Friday, October 2, 2009

76 million Veteran records in Question

The inspector general of the National Archives and Records Administration (NARA) is investigating a potential data breach involving the sensitive data of 76 million military veterans, reports Wired. The records were contained on a failed hard drive that was returned to a contractor for repair without first being sanitized, the report states. The contractor passed along the drive, which was beyond repair, to a recycling firm. The NARA IT manager who reported the incident to the inspector general told Wired: "This is the single largest release of personally identifiable information by the government ever." NARA says it does not believe there was a breach of PII. Full Story

Ladies and gentlemen, let me make this as clear as a bell for you. There is only ONE way to insure that a hard drive is safe to recycle. Do not listen to any other advice!

There is only ONE certain way to render a drive of any kind useless to data thieves. DRIVE A BIG NAIL THROUGH THE DISK. If it is a flash drive smash it with a hammer, smash it good. Never recycle a laptop, photo copy machine, server, desk top computer, fax machine, unless you, the user, render the drives useless. Never leave it to anyone else to do.

Tuesday, September 29, 2009

They Keep Sending the Faxes

For all of you who still are under the illusion that data breaches can be prevented I submit the following...

Doctors in three Tennessee cities have been sending sensitive patient information to the fax machine of an Indiana businessman for three years, reports the "This is a total breach of privacy," said the recipient of the faxes, Bill Keith. Despite repeated attempts to correct the problem, including calls, faxes and e-mails to state officials and the doctors' offices, Keith says his office continues to receive about five faxes each week that contain patients' data, including medical histories and Social Security numbers. A Department of Human Services spokesperson described the situation as "troubling." Full Story

Monday, September 28, 2009

Only 163,000 Breached Records Contained Social Security Numbers!

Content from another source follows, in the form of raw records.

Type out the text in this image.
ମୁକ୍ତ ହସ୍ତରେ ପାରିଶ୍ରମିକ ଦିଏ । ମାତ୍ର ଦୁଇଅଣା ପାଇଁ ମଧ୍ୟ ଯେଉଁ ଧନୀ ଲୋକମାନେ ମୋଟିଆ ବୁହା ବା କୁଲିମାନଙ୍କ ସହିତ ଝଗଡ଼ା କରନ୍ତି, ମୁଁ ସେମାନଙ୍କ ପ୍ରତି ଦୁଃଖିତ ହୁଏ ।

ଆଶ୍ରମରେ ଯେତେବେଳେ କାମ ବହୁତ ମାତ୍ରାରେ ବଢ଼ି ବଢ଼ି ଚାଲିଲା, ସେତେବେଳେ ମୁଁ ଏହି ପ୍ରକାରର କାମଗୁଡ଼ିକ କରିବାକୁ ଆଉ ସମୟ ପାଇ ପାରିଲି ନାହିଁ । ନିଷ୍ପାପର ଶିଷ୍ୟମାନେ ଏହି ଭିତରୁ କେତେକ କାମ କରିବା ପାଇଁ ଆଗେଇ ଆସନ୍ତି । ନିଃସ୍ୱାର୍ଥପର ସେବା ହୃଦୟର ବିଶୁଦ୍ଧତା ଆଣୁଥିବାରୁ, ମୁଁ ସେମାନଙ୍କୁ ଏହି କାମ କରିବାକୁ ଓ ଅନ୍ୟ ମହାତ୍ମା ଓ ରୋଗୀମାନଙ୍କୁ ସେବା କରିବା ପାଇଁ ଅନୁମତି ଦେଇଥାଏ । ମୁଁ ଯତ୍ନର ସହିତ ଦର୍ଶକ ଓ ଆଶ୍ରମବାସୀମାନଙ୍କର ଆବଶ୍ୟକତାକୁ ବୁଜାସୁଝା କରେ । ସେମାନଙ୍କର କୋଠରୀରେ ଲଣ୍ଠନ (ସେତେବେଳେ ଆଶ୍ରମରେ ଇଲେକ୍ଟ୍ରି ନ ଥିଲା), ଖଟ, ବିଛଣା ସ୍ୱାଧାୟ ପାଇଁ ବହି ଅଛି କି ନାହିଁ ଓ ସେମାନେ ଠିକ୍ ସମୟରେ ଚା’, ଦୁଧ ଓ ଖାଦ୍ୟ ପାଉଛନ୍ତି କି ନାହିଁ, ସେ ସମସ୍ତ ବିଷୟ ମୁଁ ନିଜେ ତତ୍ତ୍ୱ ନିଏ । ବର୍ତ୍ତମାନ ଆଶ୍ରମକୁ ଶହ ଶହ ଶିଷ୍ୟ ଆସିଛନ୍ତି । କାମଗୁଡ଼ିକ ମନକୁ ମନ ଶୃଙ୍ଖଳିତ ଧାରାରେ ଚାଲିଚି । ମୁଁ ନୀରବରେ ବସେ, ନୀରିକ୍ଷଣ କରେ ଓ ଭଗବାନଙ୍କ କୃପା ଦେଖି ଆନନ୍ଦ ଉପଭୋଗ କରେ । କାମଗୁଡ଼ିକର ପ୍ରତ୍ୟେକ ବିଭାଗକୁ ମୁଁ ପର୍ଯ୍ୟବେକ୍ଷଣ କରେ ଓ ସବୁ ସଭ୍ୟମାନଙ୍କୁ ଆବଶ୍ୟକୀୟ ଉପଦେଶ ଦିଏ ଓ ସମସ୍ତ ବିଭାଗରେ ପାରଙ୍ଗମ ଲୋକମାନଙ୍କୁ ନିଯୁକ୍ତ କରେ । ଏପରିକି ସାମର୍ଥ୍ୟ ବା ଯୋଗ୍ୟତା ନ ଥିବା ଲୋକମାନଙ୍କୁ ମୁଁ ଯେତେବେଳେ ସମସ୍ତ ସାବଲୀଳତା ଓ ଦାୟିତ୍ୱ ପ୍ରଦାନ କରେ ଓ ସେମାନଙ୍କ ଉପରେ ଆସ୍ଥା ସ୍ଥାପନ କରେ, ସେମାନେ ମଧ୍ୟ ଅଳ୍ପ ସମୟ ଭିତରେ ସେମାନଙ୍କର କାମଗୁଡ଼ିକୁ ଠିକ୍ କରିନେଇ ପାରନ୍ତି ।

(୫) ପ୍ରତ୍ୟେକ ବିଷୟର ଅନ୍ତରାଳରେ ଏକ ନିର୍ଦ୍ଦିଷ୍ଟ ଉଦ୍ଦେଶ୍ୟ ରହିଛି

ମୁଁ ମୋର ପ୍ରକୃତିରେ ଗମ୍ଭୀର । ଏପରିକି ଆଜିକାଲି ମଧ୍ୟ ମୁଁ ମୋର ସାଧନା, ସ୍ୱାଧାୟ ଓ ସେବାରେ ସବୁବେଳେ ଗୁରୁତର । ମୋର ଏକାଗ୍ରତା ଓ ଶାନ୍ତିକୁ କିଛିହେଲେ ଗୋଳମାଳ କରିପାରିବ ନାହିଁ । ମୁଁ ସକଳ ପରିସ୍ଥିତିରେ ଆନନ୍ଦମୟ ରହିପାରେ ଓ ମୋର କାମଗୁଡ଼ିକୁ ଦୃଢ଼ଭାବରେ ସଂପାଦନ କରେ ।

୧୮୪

The University of North Carolina is notifying 163,000 women that their personally identifiable information was exposed in a security breach, reports Computerworld. A hacker broke into a system containing records on women who participated in a federally-funded research project. The information of more than 236,000 women who have participated in the UNC School of Medicine mammography research study was exposed, but only 163,000 records contained Social Security numbers. The breach was discovered in July. The system was taken offline. A university spokesperson said that UNC is implementing precautions to prevent future breaches. Full Story

Now what do you think about breach notification laws? UNC believes these intrusions might go back several years and the women affected are just being notified now. Does this provide the best opportunity for the potential victims to prepare for what might result in the worst legal nightmare they will ever experience? How many of them are already having difficulties as the result of these breaches?

This also illustrates once again that our personal information is out there in hundreds if not thousands of lists and databases of all types. It really doesn't matter much to information thieves where the info is as long as they can get it. If there is a list somewhere that has value to a data thief then it is a target.

I will always maintain that the best defense against these and other types of data misuse is to have a service that will work for you in the event of a data theft episode. Don't wait until after the fact, have something in place first. Most services will not provide the same level of services after your identity is misused as they will as a preventive tool unless you pay a healthy fee. It is more cost effective to have a service in place first. When you consider that the average identity theft episode costs over $90K an identity theft service provides an amazing ROI.